Shaolin Archer was a bit awkward for a few repetitions because I kept getting my hands switched and ended up doubling up on sides until I got into a rhythm. Once I had established a flow, I felt my shoulders and chest open up just a bit. This was the least eventful of the 3 forms for me, but it felt really good.
I did the forms before my daily askesis (magick practices) and I had an interesting experience during my void meditation and body meditation that I attribute to having done the qigong forms first. When I start to hit the very outer edge of samahdi (no mind), I get subtle non-physical tremors that a previous instructor told me is the energy pathways re-establishing uninterrupted flow. Today was the first time these tremors had been so strong, and they were actually enjoyable to some degree. When I finished up all my practices, I felt really good.

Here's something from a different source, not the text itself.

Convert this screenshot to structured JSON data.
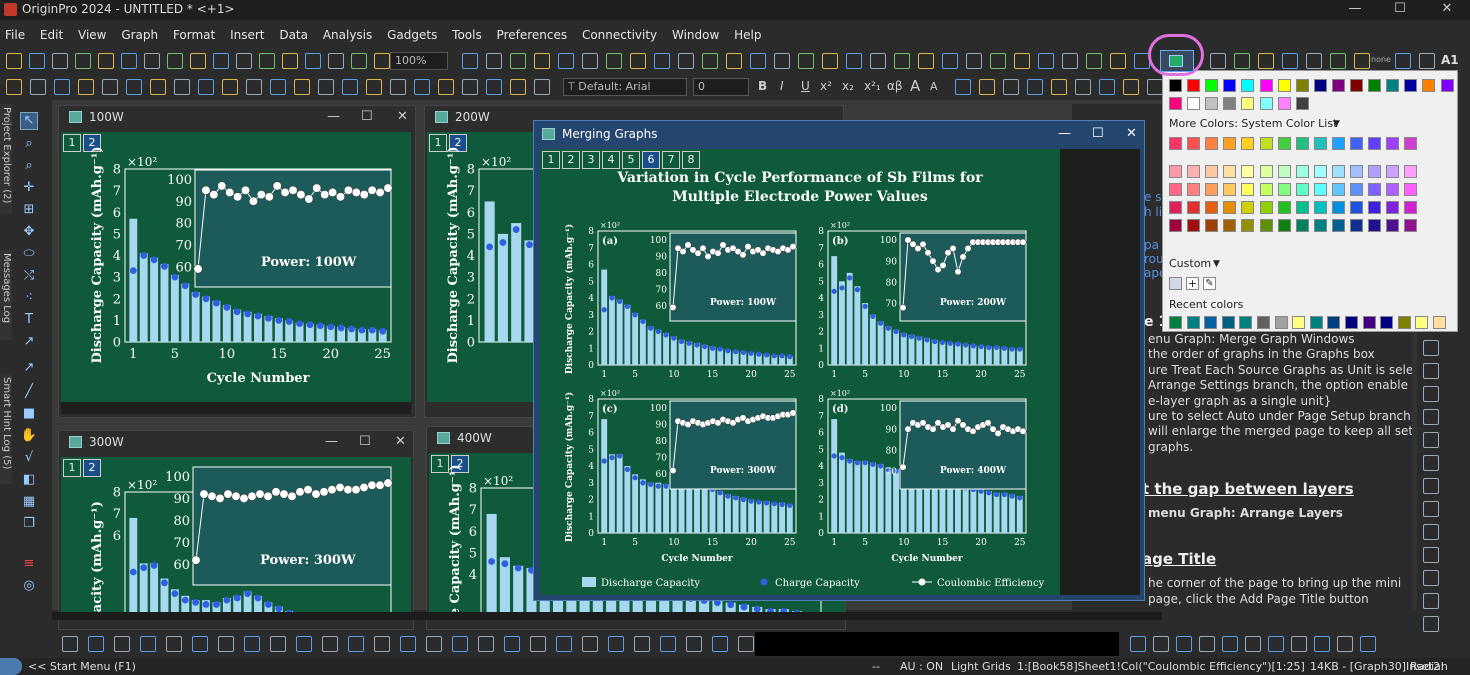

I can tell when I've done a particularly fruitful practice session when my motions start to feel sprightly. It's not like hypo-mania where one feels invincible and energetic, I felt the same but it also felt like there was less resistance in my motions. The only way to describe it is like weights had been removed from my arms and legs. This sensation was more pronounced today than it had been in a while, so I call this a success.
Good write up.
Lifting the Sky also causes a bit of tension or pressure around my shoulders. I think that's normal. You should feel it most strongly on the way up, and less on the way down (on the way down I feel it in my forearms).
If you have difficulty breathing during Pushing Water, try leaning forward slightly (bend at the waist just a slight bit and balance on the balls of your toes)...I find this helps.
The non physical tremors or vibrations in Wuwei meditation are interesting... they happen to me all the time in meditation. I always felt they are just a result of the strength of the energy body and your state of mind. I'm not sure if it really has anything to with energy pathways (meridians), I always read they are basically a manifestation of the mindstate, similar to neural discharges.
I can tell when I've done a particularly fruitful practice session when my motions start to feel sprightly. It's not like hypo-mania where one feels invincible and energetic, I felt the same but it also felt like there was less resistance in my motions.
Feeling clear and light is a good sign. This state will progress the more you practice, and especially the further you get in the course. I am glad you had such successes.
Remember, you can post multiple experience posts if you wish (as long as they are on topic). I am here to answer any questions. Also, everyone else should feel free to comment on others experiences, that's the point of the discussion.